Die in den letzten Jahren zu beobachtenden staatlichen Attacken auf lange bestehende autonome Zentren in Kopenhagen („Ungdomshuset“), Berlin („Rigaer Straße“), Wien („EKH“), Dijon („Les Tanneries“), Amsterdam (besetztes Sozialzentrum), Karlsruhe („Ex-Steffi“) oder Thessaloniki („Ifanet“) haben gezeigt, dass über nationalstaatliche Grenzen hinweg Widerstand geleistet werden muss von Menschen, die sich jenen Raum nehmen, der ihnen gehört. Raum, in dem das an den staatstragenden Sicherheitsdiskurs gekoppelte Konzept der „sauberen Dienstleistungsstädte“ massenhaft durchbrochen werden kann. Raum, der oftmals als Bedrohung für die bürgerlich-kapitalistische Gesellschaft wahrgenommen wird, die sich die Herrschaft darüber nicht nehmen lassen will. Eben weil es Raum ist, in dem auf allen Ebenen Selbstverwaltung verwirklicht werden kann.

Was aber bedeutet Selbstverwaltung in einem emanzipatorischen Sinne?
Selbstverwaltung bedeutet zunächst einmal gemeinschaftliches selbstorganisiertes und selbstverantwortliches Planen, Vorbereiten und Durchführen unterschiedlichster Aktivitäten, die sich inmitten einer von Konsum und Vereinzelung gekennzeichneten Gesellschaft entfalten. Beispielsweise in einem dauerhaft bestehenden und fest lokalisierbaren Zentrum, in dem es mehrere größere Veranstaltungsräume für Parties, Theateraufführungen, Informationsabende und Möglichkeiten zum gemeinsamen Kochen gibt.
Selbstverwaltung steht jedoch keinesfalls für ein flexibilisiertes Gesellschaftsmodell, in dem die Verwertung der Arbeitskraft unter immer prekäreren Bedingungen ermöglicht, im Zuge der so genannten neoliberalen Umstrukturierung des nationalstaatlichen Gefüges immer mehr Verantwortung auf die Individuen abgewälzt und soziale Sicherungssysteme und Bindungen gekappt werden sollen, sondern betont die Wichtigkeit kollektivistischen, egalitären, transparenten Agierens. Hierbei soll aber nicht, wie im völkischen Sinne, die oder der Einzelne in einer wie auch immer definierten beziehungsweise konstruierten Gemeinschaft „aufgehen“ und sich den etablierten Hierarchien und sozialisierten Zwängen unterordnen; stattdessen wird eine Organisationsform angestrebt, in der die Individuen dazu angehalten sind, sich und ihr Tun zu reflektieren und dafür einzustehen. Der eigenen Freiheit und Möglichkeit zur Selbstentfaltung soll dabei möglichst viel Raum gelassen werden, wobei selbstverständlich nicht vergessen werden darf, dass die eigene Freiheit dort endet, wo die Freiheit der anderen beginnt.

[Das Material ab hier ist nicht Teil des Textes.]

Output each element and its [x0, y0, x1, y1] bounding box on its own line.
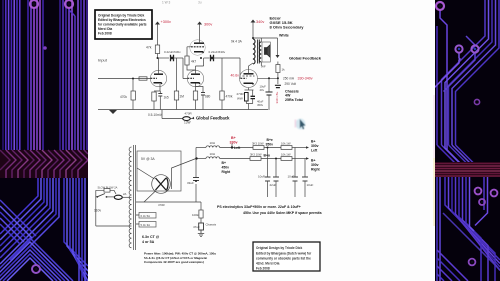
svg-text:for commercially available par: for commercially available parts: [98, 23, 147, 27]
svg-text:Left: Left: [234, 146, 241, 150]
svg-text:B+e: B+e: [267, 138, 273, 142]
svg-text:330 v B+: 330 v B+: [275, 91, 279, 103]
svg-text:6.3v CT @: 6.3v CT @: [142, 235, 160, 239]
svg-text:9k 4 3A: 9k 4 3A: [231, 40, 243, 44]
svg-text:470R: 470R: [185, 112, 193, 116]
svg-text:Components 42-18UT are good ex: Components 42-18UT are good examples): [144, 260, 204, 264]
svg-text:42nd. Merci Dia: 42nd. Merci Dia: [256, 262, 280, 266]
svg-text:100k: 100k: [192, 213, 199, 217]
svg-text:1k5: 1k5: [164, 96, 169, 100]
svg-text:Edited by Bhargava (Dutch www): Edited by Bhargava (Dutch www) for: [256, 252, 312, 256]
svg-text:Global Feedback: Global Feedback: [289, 56, 322, 61]
svg-text:Chassis: Chassis: [206, 223, 217, 227]
svg-text:470R: 470R: [158, 203, 165, 207]
svg-text:10uF: 10uF: [258, 175, 265, 179]
svg-text:4k7: 4k7: [191, 60, 196, 64]
svg-text:110v: 110v: [94, 208, 101, 212]
svg-text:270R: 270R: [237, 92, 245, 96]
svg-text:B+: B+: [311, 159, 315, 163]
svg-text:Original Design by Triode Dick: Original Design by Triode Dick: [98, 14, 144, 18]
svg-text:1k: 1k: [282, 68, 286, 72]
svg-text:Feb 2008: Feb 2008: [98, 32, 112, 36]
svg-text:10H: 10H: [210, 141, 216, 145]
svg-text:680: 680: [205, 95, 211, 99]
svg-text:Right: Right: [311, 168, 321, 172]
svg-text:3K3 10W: 3K3 10W: [252, 142, 264, 146]
svg-text:Edited by Bhargava Electronics: Edited by Bhargava Electronics: [98, 18, 146, 22]
svg-text:Left: Left: [311, 149, 318, 153]
svg-text:+300v: +300v: [161, 20, 172, 24]
svg-text:WW: WW: [237, 97, 243, 101]
svg-text:0.22uF/630v: 0.22uF/630v: [209, 50, 226, 54]
svg-text:Feb 2008: Feb 2008: [256, 267, 270, 271]
svg-text:10k 1W: 10k 1W: [281, 153, 291, 157]
svg-text:B+: B+: [222, 161, 226, 165]
svg-text:B+o: B+o: [264, 154, 271, 158]
svg-text:450v: 450v: [222, 166, 230, 170]
svg-text:SLOW BLOW 2A: SLOW BLOW 2A: [98, 185, 118, 189]
svg-text:5V @ 3A: 5V @ 3A: [141, 157, 155, 161]
svg-text:40.6v: 40.6v: [231, 74, 240, 78]
svg-text:290 Volt: 290 Volt: [285, 82, 297, 86]
svg-text:Input: Input: [98, 58, 108, 63]
svg-text:White: White: [279, 34, 289, 38]
svg-text:450v. Use you 440v Solen MKP i: 450v. Use you 440v Solen MKP if space pe…: [243, 211, 322, 215]
svg-text:B+: B+: [231, 136, 236, 140]
svg-text:4 or 5A: 4 or 5A: [142, 240, 155, 244]
svg-text:10k 1W: 10k 1W: [281, 142, 291, 146]
svg-text:5.0v 3A: 5.0v 3A: [141, 223, 151, 227]
svg-text:250 mA: 250 mA: [283, 76, 295, 80]
svg-text:Merci Dia: Merci Dia: [98, 27, 112, 31]
svg-text:40v: 40v: [260, 88, 265, 92]
svg-text:10uF: 10uF: [307, 183, 314, 187]
svg-text:330v: 330v: [230, 141, 238, 145]
svg-text:340v: 340v: [256, 20, 264, 24]
svg-text:470k: 470k: [226, 95, 233, 99]
svg-text:0.22uF/630v: 0.22uF/630v: [164, 50, 181, 54]
svg-text:330-340v: 330-340v: [298, 77, 313, 81]
svg-text:10H: 10H: [210, 152, 216, 156]
svg-text:community or obsolete parts li: community or obsolete parts list the: [256, 257, 311, 261]
svg-text:Original Design by Triode Dick: Original Design by Triode Dick: [256, 246, 302, 250]
svg-text:8 Ohm Secondary: 8 Ohm Secondary: [270, 25, 305, 30]
svg-text:350v: 350v: [266, 143, 274, 147]
svg-text:2A: 2A: [123, 192, 127, 196]
svg-text:WF: WF: [261, 65, 266, 69]
svg-text:25Ra Total: 25Ra Total: [285, 98, 303, 102]
svg-text:PS electrolytics 33uF+500v or: PS electrolytics 33uF+500v or more. 22uF…: [217, 205, 301, 209]
svg-text:B+: B+: [311, 140, 315, 144]
svg-text:6.3v 5A: 6.3v 5A: [141, 214, 151, 218]
svg-text:13W: 13W: [184, 121, 191, 125]
svg-text:300v: 300v: [311, 163, 319, 167]
svg-text:47uF: 47uF: [193, 225, 200, 229]
svg-text:3u: 3u: [198, 0, 202, 4]
svg-text:10uF: 10uF: [288, 175, 295, 179]
svg-text:Global Feedback: Global Feedback: [196, 115, 230, 120]
svg-text:1 W 3: 1 W 3: [162, 0, 171, 4]
svg-text:3K3 10W: 3K3 10W: [250, 153, 262, 157]
svg-text:22uF: 22uF: [270, 183, 277, 187]
svg-text:Right: Right: [222, 170, 232, 174]
svg-text:33uF: 33uF: [187, 181, 194, 185]
svg-text:470k: 470k: [120, 95, 127, 99]
svg-text:450v: 450v: [257, 103, 264, 107]
svg-text:0.5-10mV: 0.5-10mV: [148, 113, 163, 117]
svg-text:300v: 300v: [204, 23, 212, 27]
svg-text:1M: 1M: [180, 95, 185, 99]
svg-text:47k: 47k: [146, 46, 152, 50]
svg-text:300v: 300v: [311, 144, 319, 148]
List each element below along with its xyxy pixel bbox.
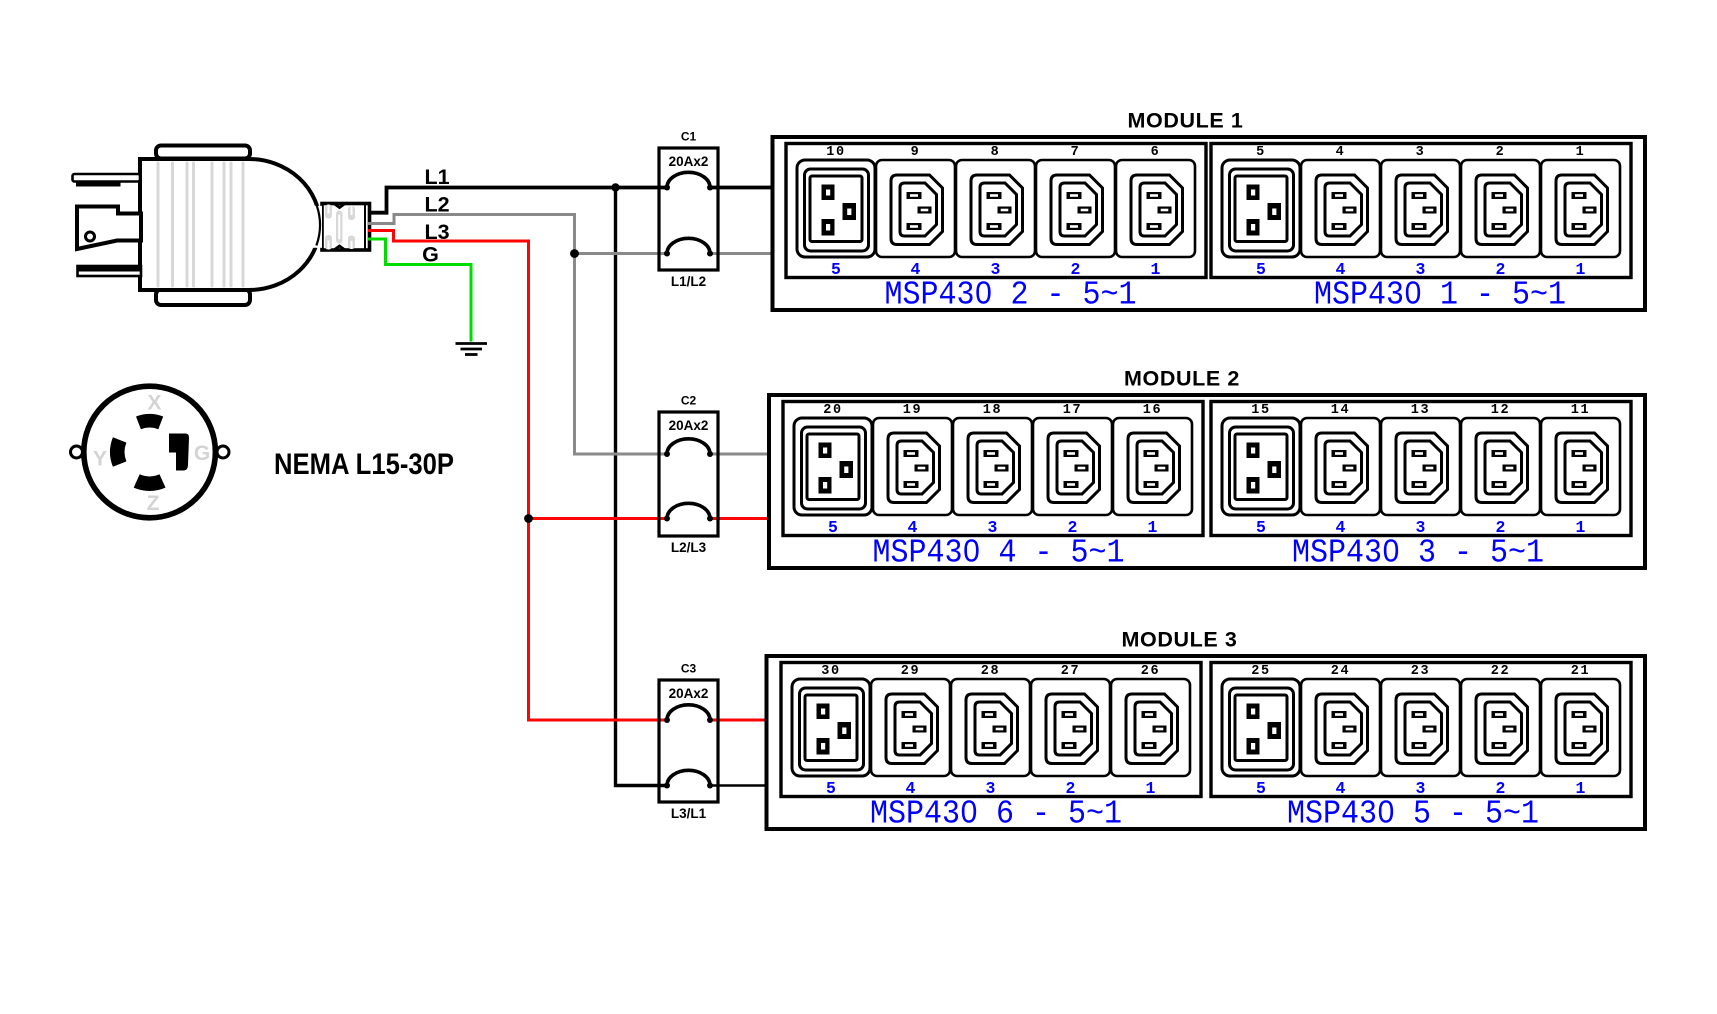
svg-text:1: 1 — [1576, 779, 1586, 798]
svg-text:18: 18 — [983, 403, 1002, 418]
outlet 15 (C19) — [1222, 418, 1300, 515]
svg-text:20Ax2: 20Ax2 — [669, 418, 709, 433]
outlet 18 (C13) — [953, 418, 1032, 515]
wire C1 to module1 L1 — [710, 186, 773, 190]
outlet 27 (C13) — [1031, 679, 1110, 776]
receptacle contact G (right) — [169, 434, 189, 471]
outlet 3 (C13) — [1381, 160, 1460, 257]
outlet 1 (C13) — [1541, 160, 1620, 257]
svg-text:5: 5 — [1256, 260, 1266, 279]
receptacle contact Y (left) — [110, 437, 126, 467]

Am Besten zur Entfaltung bringen lässt sich dieser Ansatz von Selbstverwaltung immer noch in einem auf die Bedürfnisse der AktivistInnen zugeschnittenen Zentrum, auch wenn die darin konkretisierten Ansprüche, also etwa Basisdemokratie, Emanzipation, Herrschaftsfreiheit oder Konsensentscheidungsfindungsprinzip, durchaus Eingang in die Lebensalltagsgestaltung aller daran beteiligten Personen finden sollten - unabhängig davon, wo sie sich gerade aufhalten.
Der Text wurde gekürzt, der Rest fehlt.